Шрифт:
Интервал:
Закладка:
Отношения Прохорова и Францева заслуживают отдельных строк. Выполняя задания Силуанова, Францев, по всей видимости, старался разузнать об его настоящих целях. Судя по всему, мэр не считал нужным посвящать своего подельника в свои планы, и о мотивах нападений на городских тузов Францев мог только догадываться. Больной уборщик оказался для него подарком. Прохоров любил похвастаться связями с терпиловской аристократией и Францев по разным признакам понял, что Прохорова что-то связывало с мэром. Он начал расспрашивать расспрашивать его о прошлом… Уборщику льстило это внимание журналиста, и мало-помалу он рассказал ему всё. Умолчал он только об убийстве девочки, но Францев, сложив два и два, подняв кое-какие данные, догадался обо всём сам. Однажды ночью задержавшись в редакции, он напился допьяна и изложил Прохорову свои догадки. Намекнул Борис и на свою роль в убийствах… Зачем он это сделал, я не до конца понимаю и сейчас.
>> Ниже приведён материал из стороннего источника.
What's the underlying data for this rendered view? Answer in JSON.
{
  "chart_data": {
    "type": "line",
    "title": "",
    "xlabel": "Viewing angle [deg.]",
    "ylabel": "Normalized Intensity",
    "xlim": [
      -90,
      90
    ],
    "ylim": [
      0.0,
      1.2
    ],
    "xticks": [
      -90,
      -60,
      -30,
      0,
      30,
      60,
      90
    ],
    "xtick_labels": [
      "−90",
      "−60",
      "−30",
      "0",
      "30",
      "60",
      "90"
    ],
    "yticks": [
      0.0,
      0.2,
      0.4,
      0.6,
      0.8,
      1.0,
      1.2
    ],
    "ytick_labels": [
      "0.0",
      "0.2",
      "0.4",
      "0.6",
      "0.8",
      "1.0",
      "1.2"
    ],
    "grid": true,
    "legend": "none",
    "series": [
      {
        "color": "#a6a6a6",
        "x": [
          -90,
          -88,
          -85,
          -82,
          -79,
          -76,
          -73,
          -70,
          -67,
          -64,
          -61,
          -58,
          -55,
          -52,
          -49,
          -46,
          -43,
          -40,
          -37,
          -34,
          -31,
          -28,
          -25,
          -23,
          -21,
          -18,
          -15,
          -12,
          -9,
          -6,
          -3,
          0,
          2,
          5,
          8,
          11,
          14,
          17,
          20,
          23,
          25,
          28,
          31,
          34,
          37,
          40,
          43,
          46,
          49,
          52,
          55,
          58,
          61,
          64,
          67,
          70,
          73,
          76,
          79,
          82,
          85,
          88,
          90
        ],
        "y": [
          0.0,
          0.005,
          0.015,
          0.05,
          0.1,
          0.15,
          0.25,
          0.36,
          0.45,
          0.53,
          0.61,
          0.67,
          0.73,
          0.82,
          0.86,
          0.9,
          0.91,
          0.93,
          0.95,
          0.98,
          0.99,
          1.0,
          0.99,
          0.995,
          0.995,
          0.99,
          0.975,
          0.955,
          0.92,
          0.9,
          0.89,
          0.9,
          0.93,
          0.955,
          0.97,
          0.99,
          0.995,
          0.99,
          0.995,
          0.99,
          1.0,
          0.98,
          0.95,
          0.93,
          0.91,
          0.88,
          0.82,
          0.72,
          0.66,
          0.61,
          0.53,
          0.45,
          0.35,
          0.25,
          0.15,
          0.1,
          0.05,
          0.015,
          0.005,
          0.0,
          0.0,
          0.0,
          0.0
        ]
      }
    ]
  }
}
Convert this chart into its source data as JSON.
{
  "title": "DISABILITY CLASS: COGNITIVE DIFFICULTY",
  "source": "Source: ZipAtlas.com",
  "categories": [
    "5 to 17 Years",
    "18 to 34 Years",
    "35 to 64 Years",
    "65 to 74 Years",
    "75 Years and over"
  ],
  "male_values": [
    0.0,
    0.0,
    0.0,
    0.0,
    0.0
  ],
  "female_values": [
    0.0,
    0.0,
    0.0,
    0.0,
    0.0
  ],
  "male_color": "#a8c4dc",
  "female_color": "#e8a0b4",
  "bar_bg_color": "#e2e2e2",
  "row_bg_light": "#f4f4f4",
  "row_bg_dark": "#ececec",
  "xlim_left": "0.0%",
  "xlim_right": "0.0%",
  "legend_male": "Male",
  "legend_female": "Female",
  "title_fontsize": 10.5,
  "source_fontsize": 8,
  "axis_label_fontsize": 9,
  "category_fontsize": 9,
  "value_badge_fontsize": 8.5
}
То ли свою роль сыграло спиртное, то ли он устал держать в себе тайну и знал, что его собеседник не проговорится… Интересно, что о Прохорове, как показали дальнейшие события, он ни слова не сказал Силуанову. Жалел ли он уборщика, с которым безжалостный мэр непременно бы расправился, или надеялся использовать бывшего бандита в игре против мэра?..
Прохоров догадался о планах бывшего главаря банды и оказался в эмоциональных клещах. Разрываясь между страхом, сомнениями и чувством вины, он несколько раз порывался поговорить со мной. В редакции он этого сделать не решался, на улице же так и не позволили обстоятельства (я вспомнил сцену на Литейном). Наконец, он передал мне бумажку, обнаруженную на столе Францева, надеясь, что я сам найду оставшиеся улики по делу и смогу увязать происходящее в логическую цепочку. Намекнул он тогда и на роль Францева в убийствах… Но, говоря со мной, уборщик был в смятении и толком ничего объяснить не смог.
После моего отъезда из города, Прохорова не оставляло чувство вины. Его мучила мысль о том, что Силуанов так и останется безнаказанным. На некоторое время он затаился у знакомого, а затем решил действовать. Как‑то вечером он дождался Силуанова у подъезда его дома. Мэр удивился появлению уборщика, которого он узнал с трудом и, судя по некоторым его оговоркам, давно считал погибшим (Прохоров предположил, что Силуанов когда‑то поручил расправиться с ним Пахомову, а тот этот приказ проигнорировал). И ещё больше удивился тому, что Прохоров от начала до конца знает всё о происходящем в городе. Уборщик попытался убедить Силуанова отправиться в полицию, угрожая разоблачением, но тот со смехом отверг это предложение. Между ними состоялась потасовка и Прохоров случайно, по его словам, ударил мэра ножом…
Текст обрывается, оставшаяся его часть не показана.